Summary

In this chapter, we finally shifted our focus away from the backend and towards the frontend – getting an in-depth look at ways we can bind our data to the user interface. Of course, users can interact with data in numerous ways, but by far the most common is through a ListView.

ListViews and ListActivities are convenient classes which allow us to bind ListAdapters to the Activity and subsequently to the list layouts, handling events such as when a user touches a row in the list. ListAdapters are then classes which take in the underlying data and handle the binding process for you – namely, that as your list scrolls up and down you don't need to keep track of the position in the list; all that is done for you behind the scenes. Instead, all you need to do is choose which ListAdapter to use depending on the type of underlying data you have, and specify how you want the binding to occur.

Equipped with these ListAdapters, we were able to recreate a stripped-down version of our contact list and, more importantly, were given a taste for all of the ways we could take our data and display it in interactive, beautiful ways.

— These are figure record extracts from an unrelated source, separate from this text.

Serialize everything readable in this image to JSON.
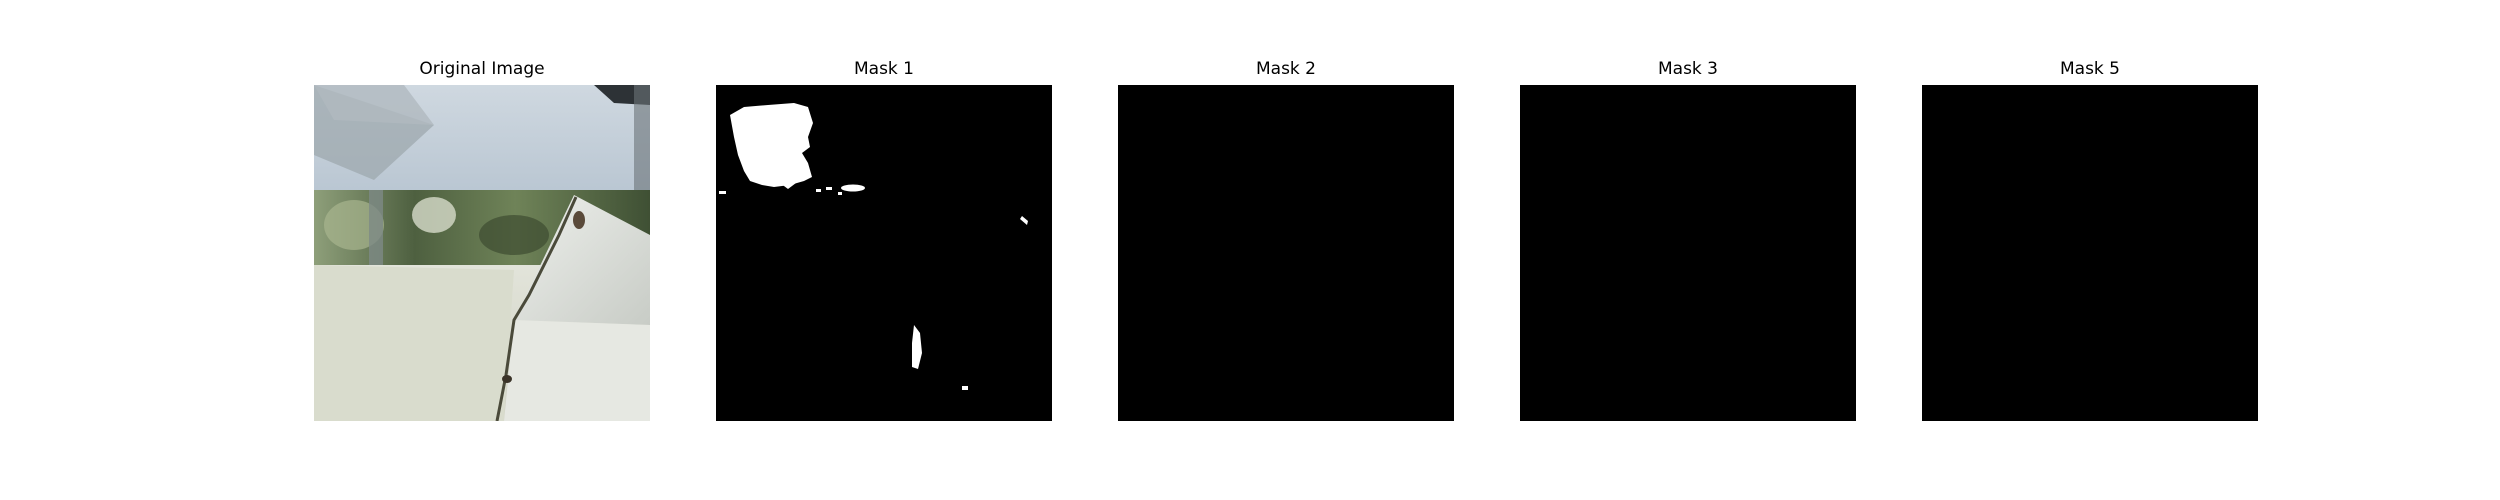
{
  "panels": [
    {
      "title": "Original Image",
      "kind": "photo"
    },
    {
      "title": "Mask 1",
      "kind": "mask"
    },
    {
      "title": "Mask 2",
      "kind": "mask"
    },
    {
      "title": "Mask 3",
      "kind": "mask"
    },
    {
      "title": "Mask 5",
      "kind": "mask"
    }
  ],
  "colors": {
    "background": "#ffffff",
    "mask_fill": "#000000",
    "mask_foreground": "#ffffff"
  }
}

We finished off the chapter thinking about the use cases between each subclass of ListAdapters (seeing in total three different subclasses, the CursorAdapter, the BaseAdapter, and lastly the ArrayAdapter) and again, the hope is to build intuition into both the backend and frontend application design process.

In the next chapter, we'll continue our brainstorming and try to pull together everything that we've seen – walking through a handful of practical examples and discussing ways we could design our backend and frontend to implement those examples.